The Texas 2036 report explores the possibility of having Texas take over the federally operated health care exchange website, as some other states have done, allowing for the options to be better tailored to local needs. That would require action by the state legislature. In the meantime, millions of Texans without health insurance can still apply for coverage through the HealthCare.gov website until the open enrollment deadline on January 16.
Nevertheless, according to Texas 2036’s figures, roughly 30 percent of uninsured Texans are left without options for affordable health insurance. Almost half of those are undocumented residents. The other half are those who fall into the coverage gap—earning too much to qualify for Medicaid but not enough to be subsidized on the marketplace. Dague emphasizes that this coverage gap “violates a lot of folks’ sense of fairness or equity.” Some people earning higher incomes may qualify for subsidized marketplace plans, while “these very low-income folks just don’t qualify for any help.”
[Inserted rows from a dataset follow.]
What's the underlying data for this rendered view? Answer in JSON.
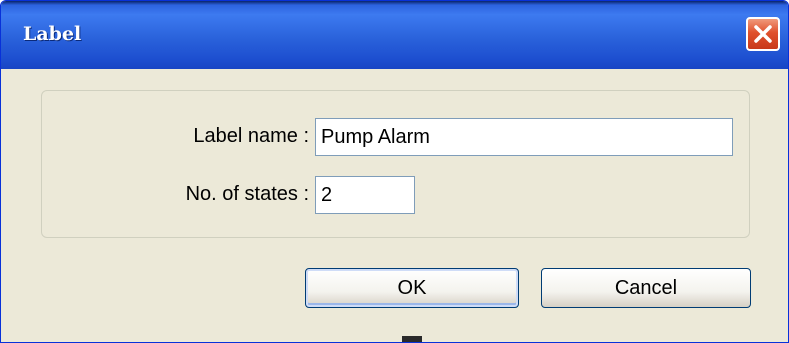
{
  "window": {
    "title": "Label"
  },
  "form": {
    "label_name": {
      "label": "Label name :",
      "value": "Pump Alarm"
    },
    "num_states": {
      "label": "No. of states :",
      "value": "2"
    }
  },
  "buttons": {
    "ok_label": "OK",
    "cancel_label": "Cancel"
  },
  "icons": {
    "close": "close-icon"
  },
  "colors": {
    "title_bar": "#2a62db",
    "close_button": "#e0512c",
    "dialog_background": "#ece9d8",
    "input_border": "#7f9db9"
  }
}
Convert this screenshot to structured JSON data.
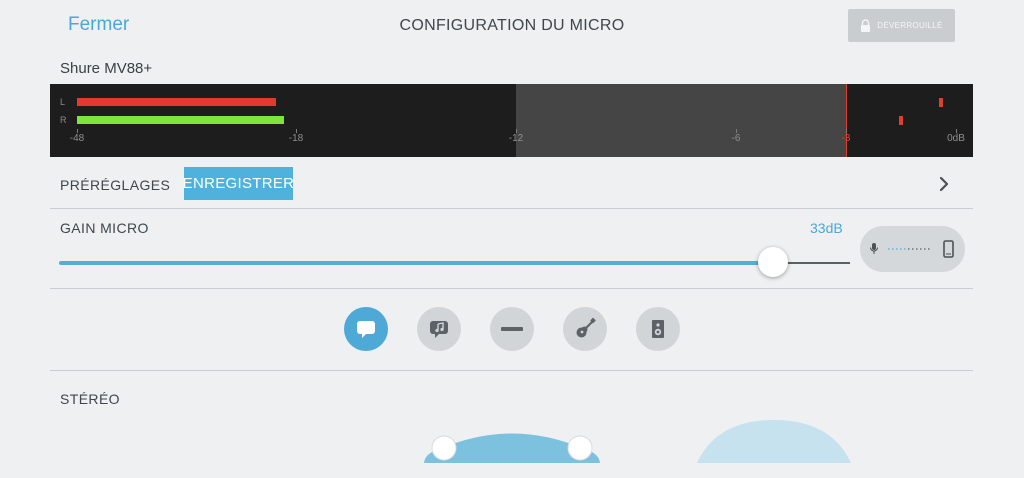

Dague argues that experts and public officials don’t always do a great job of making the case for why health insurance is valuable. She points to a participant in the Texas 2036 study who compared receiving a health care bill to getting hit by a truck. “What’s the difference between being hit by a semi and an ordinary truck?” the respondent asked rhetorically. “You are dead either way.” Indeed, it doesn’t matter how big the bill is if you’re uninsured and don’t have the resources to pay it.
Still, while plenty of Texans face frustratingly high medical expenses, Dague explains that the value of insurance is that those who are covered are less likely to be blindsided by bills they can’t possibly afford to pay. “What insurance does,” she says, “is: the truck doesn’t hit you.”